P.M.: Gli attori, con la loro valida interpretazione, sembrano aver superato ogni tipo di “frontiera”, qualsivoglia limite che potesse fungere da impedimento a una naturale comunicazione del messaggio al pubblico. Che tipo di lavoro è stato messo in atto per arrivare a questi risultati?

R.dT.: Gli interpreti non sono proletari sudamericani, è un fatto dal quale non si può prescindere a meno di non cadere in un velleitario sforzo di riproduzione. Gli attori non possono fare tutto, possono fare ed esprimere ciò che è loro affine, ciò di cui sanno qualcosa. Nel lavoro di ricerca e d’improvvisazione ho fatto ricorso al precetto guida di Vakhtangov, il miglior allievo di Stanislavkij. “Creare senza essere sé stessi è impossibile”.

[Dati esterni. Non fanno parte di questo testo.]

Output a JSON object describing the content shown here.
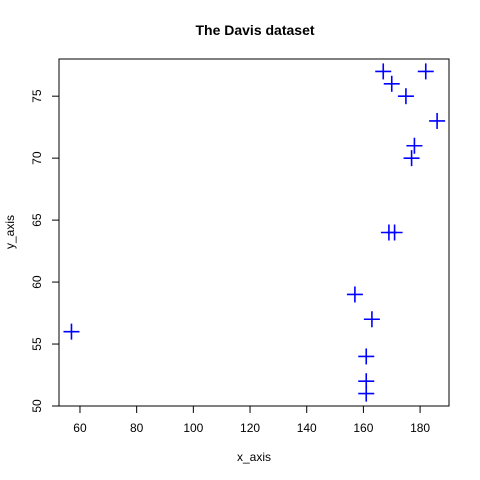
{
  "chart_data": {
    "type": "scatter",
    "title": "The Davis dataset",
    "xlabel": "x_axis",
    "ylabel": "y_axis",
    "xlim": [
      52.6,
      190.2
    ],
    "ylim": [
      50,
      78
    ],
    "xticks": [
      60,
      80,
      100,
      120,
      140,
      160,
      180
    ],
    "yticks": [
      50,
      55,
      60,
      65,
      70,
      75
    ],
    "marker": "plus",
    "color": "#0000ff",
    "grid": false,
    "legend": "none",
    "series": [
      {
        "x": [
          167,
          170,
          175,
          182,
          186,
          178,
          177,
          169,
          171,
          157,
          163,
          161,
          161,
          161,
          57
        ],
        "y": [
          77,
          76,
          75,
          77,
          73,
          71,
          70,
          64,
          64,
          59,
          57,
          54,
          52,
          51,
          56
        ]
      }
    ]
  }
}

Insegno con continuità dal ’91 e non ho ancora trovato nessuno che lo possa smentire.

P.M.: Il titolo dell’opera rimanda a una riflessione generica sulla condizione della donna. Qual è il suo pensiero in proposito?

R.dT.: E’ molto difficile esprimersi su un tema così ampio, dovrei sapere cosa accade alle donne in Uzbekistan, o nei quartieri poveri di Caracas, nelle città cinesi che lievitano ogni anno a suon di milioni di persone. Non è solo questione di generalizzare. La mia impressione è tutta raccolta in una favola che viene citata nello spettacolo. La favola della Bella e la Bestia. La Bella lascia la sua casa, lascia tutto per andare a incontrare l’uomo della sua vita. Poi si accorge che non trasformerà mai la Bestia in un principe. Le donne danno alla luce gli uomini. Se gli uomini crescono o non crescono, se gli uomini tradiscono i principi della vita c’è anche una parte di responsabilità nelle loro madri.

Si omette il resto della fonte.